The latest yield farming incentive from Yam Finance, dubbed ‘uGas,’ allows for synthetic futures contracts on Ethereum gas prices.
Yam Finance, in partnership with UMA, has launched something called ‘Degenerative Finance.’ Its first offering is uGas, a synthetic futures contract that settles to the 30-day median Ethereum gas price at the end of each month.
The offering is the first in a collaborative effort between Yam Finance and UMA. The pair has plans to develop a suite of innovative derivatives targeting ‘DeFi degens.’
Stepping on the Gas
The new uGas tokens can be minted by depositing Ethereum as collateral. They are named after the month that they expire, for example, uGAS-JAN21 expires on Feb. 1. Upon expiry, the token will settle at the median gas price of all Ethereum transactions for the past 30 days.
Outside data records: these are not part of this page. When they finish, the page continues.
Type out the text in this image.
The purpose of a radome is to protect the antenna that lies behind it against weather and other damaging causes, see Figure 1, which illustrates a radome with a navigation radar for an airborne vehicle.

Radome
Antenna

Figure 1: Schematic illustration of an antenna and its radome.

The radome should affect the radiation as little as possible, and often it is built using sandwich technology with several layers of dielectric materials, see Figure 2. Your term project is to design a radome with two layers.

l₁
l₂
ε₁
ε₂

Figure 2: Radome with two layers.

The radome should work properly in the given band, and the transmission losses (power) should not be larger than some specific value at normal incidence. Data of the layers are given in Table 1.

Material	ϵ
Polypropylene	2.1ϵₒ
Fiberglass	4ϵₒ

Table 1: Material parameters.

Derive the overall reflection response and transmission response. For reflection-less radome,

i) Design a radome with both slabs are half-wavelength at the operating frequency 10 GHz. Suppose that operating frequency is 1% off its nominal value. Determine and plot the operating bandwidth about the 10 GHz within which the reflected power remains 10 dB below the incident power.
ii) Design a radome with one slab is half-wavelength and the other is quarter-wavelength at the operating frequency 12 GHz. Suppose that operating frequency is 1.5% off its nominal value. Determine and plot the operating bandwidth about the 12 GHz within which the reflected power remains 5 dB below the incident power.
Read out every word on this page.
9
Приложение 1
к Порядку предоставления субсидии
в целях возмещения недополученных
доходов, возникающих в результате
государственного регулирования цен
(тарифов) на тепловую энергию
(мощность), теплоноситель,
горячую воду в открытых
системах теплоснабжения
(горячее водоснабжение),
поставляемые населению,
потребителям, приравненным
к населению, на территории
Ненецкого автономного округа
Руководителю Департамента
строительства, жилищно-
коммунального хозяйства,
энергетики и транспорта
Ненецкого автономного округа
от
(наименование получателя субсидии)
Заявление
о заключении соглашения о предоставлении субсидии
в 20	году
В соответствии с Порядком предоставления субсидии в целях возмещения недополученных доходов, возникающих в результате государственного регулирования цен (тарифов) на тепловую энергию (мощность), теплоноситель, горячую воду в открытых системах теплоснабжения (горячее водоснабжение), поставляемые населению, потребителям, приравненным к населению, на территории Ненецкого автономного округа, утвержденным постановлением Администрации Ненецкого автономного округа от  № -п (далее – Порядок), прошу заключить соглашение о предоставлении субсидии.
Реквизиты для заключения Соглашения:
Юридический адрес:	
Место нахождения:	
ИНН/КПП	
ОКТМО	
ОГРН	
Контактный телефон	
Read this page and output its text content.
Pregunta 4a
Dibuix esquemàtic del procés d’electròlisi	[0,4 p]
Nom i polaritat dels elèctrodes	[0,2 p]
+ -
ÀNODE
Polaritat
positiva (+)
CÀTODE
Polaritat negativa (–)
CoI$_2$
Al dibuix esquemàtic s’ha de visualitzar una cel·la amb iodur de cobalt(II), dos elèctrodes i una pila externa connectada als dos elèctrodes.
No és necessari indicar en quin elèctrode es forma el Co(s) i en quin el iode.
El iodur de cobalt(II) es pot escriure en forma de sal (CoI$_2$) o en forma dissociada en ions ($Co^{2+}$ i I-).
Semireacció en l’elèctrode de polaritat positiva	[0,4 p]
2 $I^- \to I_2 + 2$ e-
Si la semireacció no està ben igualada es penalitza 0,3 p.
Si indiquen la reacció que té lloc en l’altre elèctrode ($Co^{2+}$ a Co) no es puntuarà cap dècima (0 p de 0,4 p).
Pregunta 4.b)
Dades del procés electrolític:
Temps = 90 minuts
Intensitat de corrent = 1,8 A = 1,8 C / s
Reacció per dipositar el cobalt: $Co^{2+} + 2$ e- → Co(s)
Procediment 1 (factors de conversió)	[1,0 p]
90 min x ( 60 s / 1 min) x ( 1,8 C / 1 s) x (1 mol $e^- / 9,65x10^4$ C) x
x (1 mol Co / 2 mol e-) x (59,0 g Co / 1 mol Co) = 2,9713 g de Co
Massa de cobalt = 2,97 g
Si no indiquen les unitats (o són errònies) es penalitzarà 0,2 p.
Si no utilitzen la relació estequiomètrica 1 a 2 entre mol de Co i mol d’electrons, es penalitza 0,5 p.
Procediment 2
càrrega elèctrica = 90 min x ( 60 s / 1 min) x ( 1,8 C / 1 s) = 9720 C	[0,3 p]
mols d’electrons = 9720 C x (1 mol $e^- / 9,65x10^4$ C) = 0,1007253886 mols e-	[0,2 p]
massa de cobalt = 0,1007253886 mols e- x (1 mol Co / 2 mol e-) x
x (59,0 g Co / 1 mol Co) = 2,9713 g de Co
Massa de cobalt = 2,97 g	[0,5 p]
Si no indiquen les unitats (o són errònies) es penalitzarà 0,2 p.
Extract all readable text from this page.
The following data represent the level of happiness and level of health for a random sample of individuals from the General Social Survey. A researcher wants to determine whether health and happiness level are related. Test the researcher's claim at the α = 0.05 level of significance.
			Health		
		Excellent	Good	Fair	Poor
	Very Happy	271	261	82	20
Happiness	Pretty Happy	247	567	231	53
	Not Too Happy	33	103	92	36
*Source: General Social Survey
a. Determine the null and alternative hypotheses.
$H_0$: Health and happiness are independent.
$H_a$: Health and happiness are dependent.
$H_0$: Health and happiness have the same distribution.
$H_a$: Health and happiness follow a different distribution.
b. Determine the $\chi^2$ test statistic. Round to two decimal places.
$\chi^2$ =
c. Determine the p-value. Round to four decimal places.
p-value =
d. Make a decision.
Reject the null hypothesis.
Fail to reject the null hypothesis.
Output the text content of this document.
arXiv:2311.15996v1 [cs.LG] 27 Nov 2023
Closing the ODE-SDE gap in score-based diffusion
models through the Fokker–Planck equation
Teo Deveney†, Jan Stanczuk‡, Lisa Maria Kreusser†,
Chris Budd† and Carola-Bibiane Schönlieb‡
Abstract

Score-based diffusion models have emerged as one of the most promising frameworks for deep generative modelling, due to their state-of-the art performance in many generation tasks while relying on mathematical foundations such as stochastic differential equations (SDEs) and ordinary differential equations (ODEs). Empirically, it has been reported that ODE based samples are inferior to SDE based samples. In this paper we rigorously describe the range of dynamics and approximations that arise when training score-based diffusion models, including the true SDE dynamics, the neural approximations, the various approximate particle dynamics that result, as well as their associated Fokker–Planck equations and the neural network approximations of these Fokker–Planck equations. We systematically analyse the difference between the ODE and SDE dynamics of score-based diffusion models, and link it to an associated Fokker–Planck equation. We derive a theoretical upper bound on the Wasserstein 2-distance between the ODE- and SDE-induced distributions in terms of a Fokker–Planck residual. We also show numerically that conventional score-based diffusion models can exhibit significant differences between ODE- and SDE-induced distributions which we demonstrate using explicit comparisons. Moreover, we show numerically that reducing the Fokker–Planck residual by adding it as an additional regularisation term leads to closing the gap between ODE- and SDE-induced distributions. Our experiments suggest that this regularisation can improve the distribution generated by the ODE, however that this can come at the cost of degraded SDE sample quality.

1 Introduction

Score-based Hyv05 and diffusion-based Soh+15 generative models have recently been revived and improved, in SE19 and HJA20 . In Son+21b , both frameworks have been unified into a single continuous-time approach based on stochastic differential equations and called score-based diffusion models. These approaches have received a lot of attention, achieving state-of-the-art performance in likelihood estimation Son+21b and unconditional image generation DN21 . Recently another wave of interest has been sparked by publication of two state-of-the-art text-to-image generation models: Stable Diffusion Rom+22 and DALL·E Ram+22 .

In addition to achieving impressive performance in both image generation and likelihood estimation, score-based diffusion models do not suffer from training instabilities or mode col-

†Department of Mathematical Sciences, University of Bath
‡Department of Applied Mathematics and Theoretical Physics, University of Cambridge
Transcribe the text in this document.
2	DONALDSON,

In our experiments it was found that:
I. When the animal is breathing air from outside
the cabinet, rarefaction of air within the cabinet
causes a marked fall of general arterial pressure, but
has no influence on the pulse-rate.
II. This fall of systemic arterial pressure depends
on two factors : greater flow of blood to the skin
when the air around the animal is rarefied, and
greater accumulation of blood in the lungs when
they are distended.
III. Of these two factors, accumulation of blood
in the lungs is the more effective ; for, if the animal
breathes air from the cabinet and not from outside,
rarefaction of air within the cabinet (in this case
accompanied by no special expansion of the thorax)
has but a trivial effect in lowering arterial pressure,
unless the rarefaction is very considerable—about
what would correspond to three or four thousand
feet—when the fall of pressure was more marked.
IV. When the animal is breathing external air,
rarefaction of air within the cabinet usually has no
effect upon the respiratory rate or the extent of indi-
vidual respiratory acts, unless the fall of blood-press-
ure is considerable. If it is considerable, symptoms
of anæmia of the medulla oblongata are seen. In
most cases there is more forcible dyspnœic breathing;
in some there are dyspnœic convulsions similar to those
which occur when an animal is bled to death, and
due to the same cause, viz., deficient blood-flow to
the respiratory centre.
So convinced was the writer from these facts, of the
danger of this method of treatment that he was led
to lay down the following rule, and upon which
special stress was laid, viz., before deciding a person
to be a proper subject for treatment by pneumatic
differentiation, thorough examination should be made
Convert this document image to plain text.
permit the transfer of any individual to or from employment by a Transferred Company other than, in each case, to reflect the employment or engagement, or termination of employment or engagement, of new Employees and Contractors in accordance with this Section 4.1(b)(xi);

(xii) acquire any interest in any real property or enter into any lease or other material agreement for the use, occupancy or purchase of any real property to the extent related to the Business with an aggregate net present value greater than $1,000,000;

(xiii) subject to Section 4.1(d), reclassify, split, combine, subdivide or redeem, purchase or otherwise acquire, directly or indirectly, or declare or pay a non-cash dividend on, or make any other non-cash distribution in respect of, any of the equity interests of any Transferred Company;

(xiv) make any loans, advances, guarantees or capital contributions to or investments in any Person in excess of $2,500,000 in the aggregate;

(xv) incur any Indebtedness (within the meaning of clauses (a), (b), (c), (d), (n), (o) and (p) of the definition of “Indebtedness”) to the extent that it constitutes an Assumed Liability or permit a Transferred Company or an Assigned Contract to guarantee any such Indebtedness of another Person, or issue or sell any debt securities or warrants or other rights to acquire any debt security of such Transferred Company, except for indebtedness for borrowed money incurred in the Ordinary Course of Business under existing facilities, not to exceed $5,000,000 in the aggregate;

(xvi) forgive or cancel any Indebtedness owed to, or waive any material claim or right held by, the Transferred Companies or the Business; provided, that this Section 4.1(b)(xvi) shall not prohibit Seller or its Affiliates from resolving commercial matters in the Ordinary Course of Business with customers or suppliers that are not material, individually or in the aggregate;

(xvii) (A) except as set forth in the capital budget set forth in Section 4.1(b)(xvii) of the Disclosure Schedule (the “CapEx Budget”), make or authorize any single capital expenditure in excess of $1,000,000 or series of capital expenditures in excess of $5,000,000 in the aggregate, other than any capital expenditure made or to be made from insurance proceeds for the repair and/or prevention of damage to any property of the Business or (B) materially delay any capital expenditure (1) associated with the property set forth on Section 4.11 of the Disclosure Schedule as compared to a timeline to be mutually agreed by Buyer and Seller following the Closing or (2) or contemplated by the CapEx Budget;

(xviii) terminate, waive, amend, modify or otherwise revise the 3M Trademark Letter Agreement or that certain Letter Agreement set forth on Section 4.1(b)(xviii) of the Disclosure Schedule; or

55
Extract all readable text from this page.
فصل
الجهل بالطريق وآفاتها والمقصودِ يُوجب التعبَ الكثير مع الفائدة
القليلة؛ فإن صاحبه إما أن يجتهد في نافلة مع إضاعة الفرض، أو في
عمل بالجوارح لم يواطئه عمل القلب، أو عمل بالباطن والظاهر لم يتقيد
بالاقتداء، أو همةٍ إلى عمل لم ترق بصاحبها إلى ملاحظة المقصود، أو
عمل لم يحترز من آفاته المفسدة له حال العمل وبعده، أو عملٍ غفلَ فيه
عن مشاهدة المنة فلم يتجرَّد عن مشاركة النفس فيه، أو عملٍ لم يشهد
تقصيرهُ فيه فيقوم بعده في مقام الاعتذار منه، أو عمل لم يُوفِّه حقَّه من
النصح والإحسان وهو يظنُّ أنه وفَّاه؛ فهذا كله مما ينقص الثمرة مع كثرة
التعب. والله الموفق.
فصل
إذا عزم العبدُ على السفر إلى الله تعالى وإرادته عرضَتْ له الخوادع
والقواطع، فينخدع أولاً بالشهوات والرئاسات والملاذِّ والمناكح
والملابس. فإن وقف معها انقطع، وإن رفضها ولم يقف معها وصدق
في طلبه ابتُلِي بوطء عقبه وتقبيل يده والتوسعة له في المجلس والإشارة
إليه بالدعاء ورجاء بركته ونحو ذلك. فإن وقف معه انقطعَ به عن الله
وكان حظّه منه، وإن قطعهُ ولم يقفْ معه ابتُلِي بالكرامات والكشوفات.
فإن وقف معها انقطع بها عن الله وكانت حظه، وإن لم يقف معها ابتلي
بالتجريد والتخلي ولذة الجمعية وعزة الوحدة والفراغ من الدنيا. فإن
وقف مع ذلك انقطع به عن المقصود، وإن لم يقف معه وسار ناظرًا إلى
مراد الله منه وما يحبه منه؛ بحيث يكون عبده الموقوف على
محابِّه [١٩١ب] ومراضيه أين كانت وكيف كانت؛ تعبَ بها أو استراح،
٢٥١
According to BitInfoCharts, the current median gas fee is $1.47 though the actual gas price at the moment is much higher.
“Each uGAS token represents 1,000,000 GAS, so if the median gas price over the 30 days before expiry was 70 Gwei, the uGAS token would be worth 0.07 ETH.”
The Yam Finance blog post goes on to explain that the synthetic tokens are not priced as farmers initially mint at the Global Collateralization Ratio (GCR.) This ratio is calculated by dividing the total amount of collateral deposited by the total number of uGAS tokens outstanding.
uGAS tokens can also be used in the Uniswap uGAS/ETH liquidity pool in order to earn UMA liquidity provider rewards.
The mining rewards are managed by the Yam community and the distribution structure is as follows; 10% goes into the Yam Finance treasury, 40% for dApp mining on the Degenerative Finance app, and the remaining 50% goes into liquidity mining rewards for users.
In mid-November, Yam Finance launched a new protection protocol called Umbrella, which offers pool-based security against smart contract exploits and hacks.
YAM and UMA Price Update
The Yam Finance native token, YAM v2, has dropped nearly seven percent on the day in a fall to $5.01.
Like most of its DeFi brethren, prices spiked when the protocol was launched in early September, but have since dumped almost 90% to current levels.
UMA’s token has tanked 6% on the day, dropping back to $8.43 as the broader crypto market takes a beating. UMA also surged to an all-time high in early September and, in a similar pattern, has declined 67% from that peak.